Good Thursday morning and Happy Groundhog Day from Salt Lake City. Today is the 33rd day of the year. There are 332 days remaining in 2017.
Lawmakers rush to pass a resolution on Bears Ears because they think Trump will undo the monument. The fight over SB54 may not be over yet. The House advances a bill to reduce Democratic representation on some state boards.
The clock:
- 26 days until President Trump addresses a joint session of Congress (2/28/2017)
- 35 days until the final day of the 2017 Utah Legislature (3/9/2017)
- 278 days until the 2017 municipal elections (11/7/2017)
- 643 days until the 2018 midterm elections (11/6/2018)
- 1370 days until the 2020 presidential election (11/3/2020)
Ten talking points for Thursday:
- Utah lawmakers are rushing to pass a resolution calling on President Donald Trump to rescind the Bears Ears National Monument by Friday. The reason for the rush? They think Trump might do it, and soon [Utah Policy].
- Lawmakers want to put the fight over SB54 to bed for good with a bill that establishes runoff elections. However, some Republicans are set to try and repeal SB54 altogether [Utah Policy].
- The Utah House advances a bill that could reduce the number of Democrats on some state boards of commissions [Utah Policy, Tribune, Deseret News].
- Some Utah Senators are upset with how the House railroaded two resolutions dealing with the Bears Ears and Grand Staircase-Escalante National Monuments, saying it could turn the public hearings in the Senate into “freakshow circuses” [Utah Policy].
- Of all the political figures in Utah, a new poll shows Mitt Romney is the most popular in Utah [Utah Policy].
- A House committee spends nearly three hours debating polygamy, then decides to hold Rep. Mike Noel‘s bill that changes the definition of bigamy in Utah [Deseret News, Fox 13].
- Rep. Jason Chaffetz said late Wednesday he would not move forward with a bill to sell off thousands of acres of public lands in 10 Western states [Denverite]. Chaffetz is taking heat from residents of Washington, D.C. for a myriad of problems after he pledged to block D.C.’s right-to-die law [DCist].
- Stunning. President Donald Trump blasted Australian Prime Minister Malcolm Turnbull on a phone call when Turnbull brought up a deal the U.S. made with Austraila to take in more than 1,000 refugees from his country [Washington Post]. Trump also threatened to send troops to Mexico to stop “bad hombres down there” during a phone call with that country’s president [Politico].
- Two Republican Senators say they will not vote to confirm Betsy DeVos, President Trump’s nominee for Education Secretary.

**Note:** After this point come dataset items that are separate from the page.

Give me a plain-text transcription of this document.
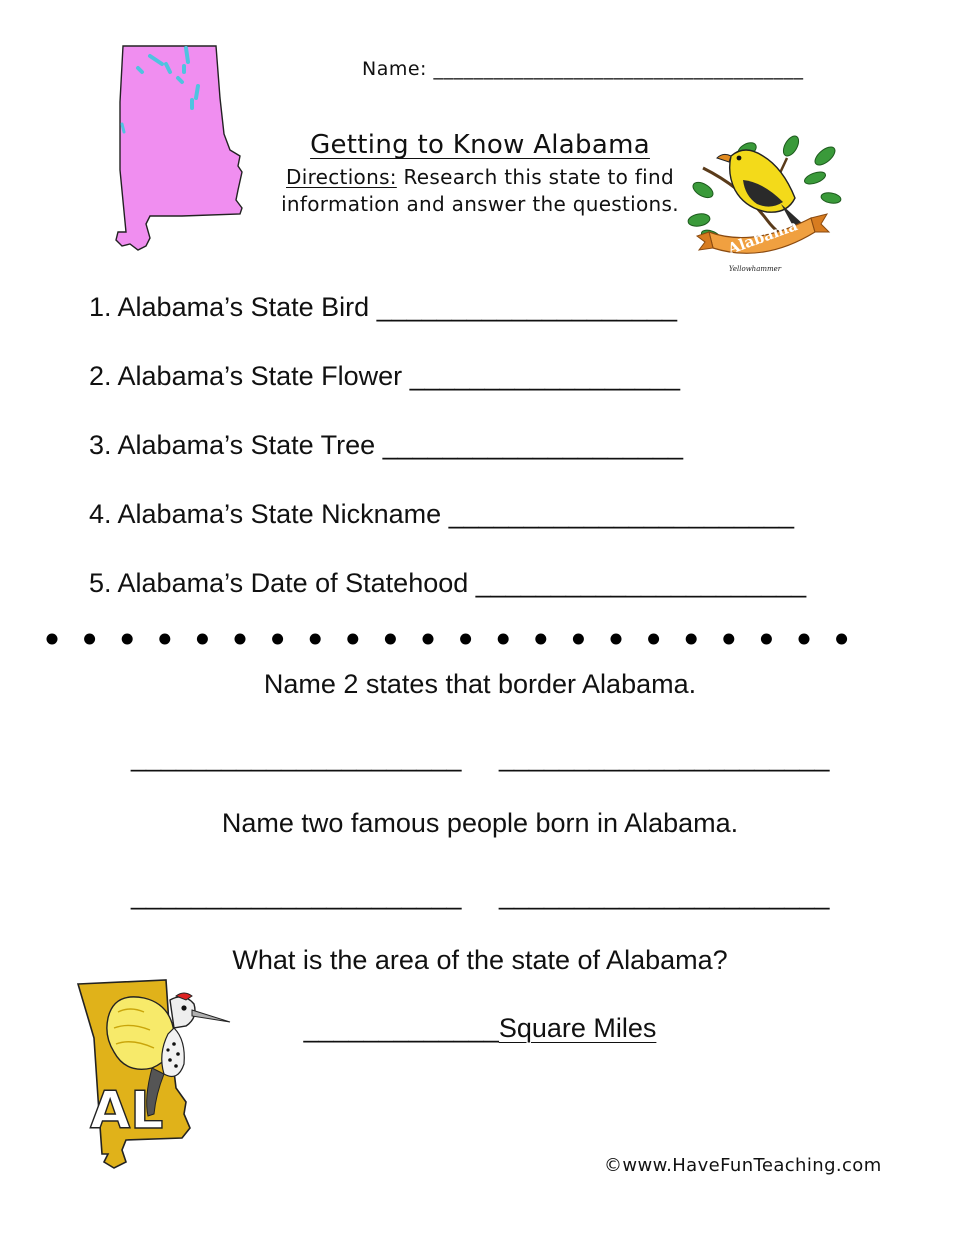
Name: _____________________________________
Getting to Know Alabama
Directions: Research this state to find information and answer the questions.
Alabama
Yellowhammer
1. Alabama’s State Bird ____________________
2. Alabama’s State Flower __________________
3. Alabama’s State Tree ____________________
4. Alabama’s State Nickname _______________________
5. Alabama’s Date of Statehood ______________________
Name 2 states that border Alabama.
______________________ ______________________
Name two famous people born in Alabama.
______________________ ______________________
What is the area of the state of Alabama?
_____________Square Miles
AL
©www.HaveFunTeaching.com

That means the final vote on DeVos’s nomination could be a tie in the Senate, which would require Vice President Mike Pence to cast the deciding vote. If one more Republican defects, DeVos would be defeated [Politico].
- President Donald Trump wants the Senate to invoke the “nuclear option” to do away with the filibuster if Democrats try to block his Supreme Court nominee Neil Gorsuch [Wall Street Journal].
On this day in history:
- 1653 – The city of New Amsterdam was incorporated. (It later was renamed New York City.)
- 1848 – The war between the United States and Mexico formally ended with the signing of the Treaty of Guadalupe Hidalgo. It provided for Mexico’s cession of the territory that became the states of New Mexico, Arizona, California, Nevada, Utah, and parts of Colorado and Wyoming in exchange for $15 million.
- 1933 – Two days after becoming chancellor of Germany, Adolf Hitler ordered the dissolution of the Parliament.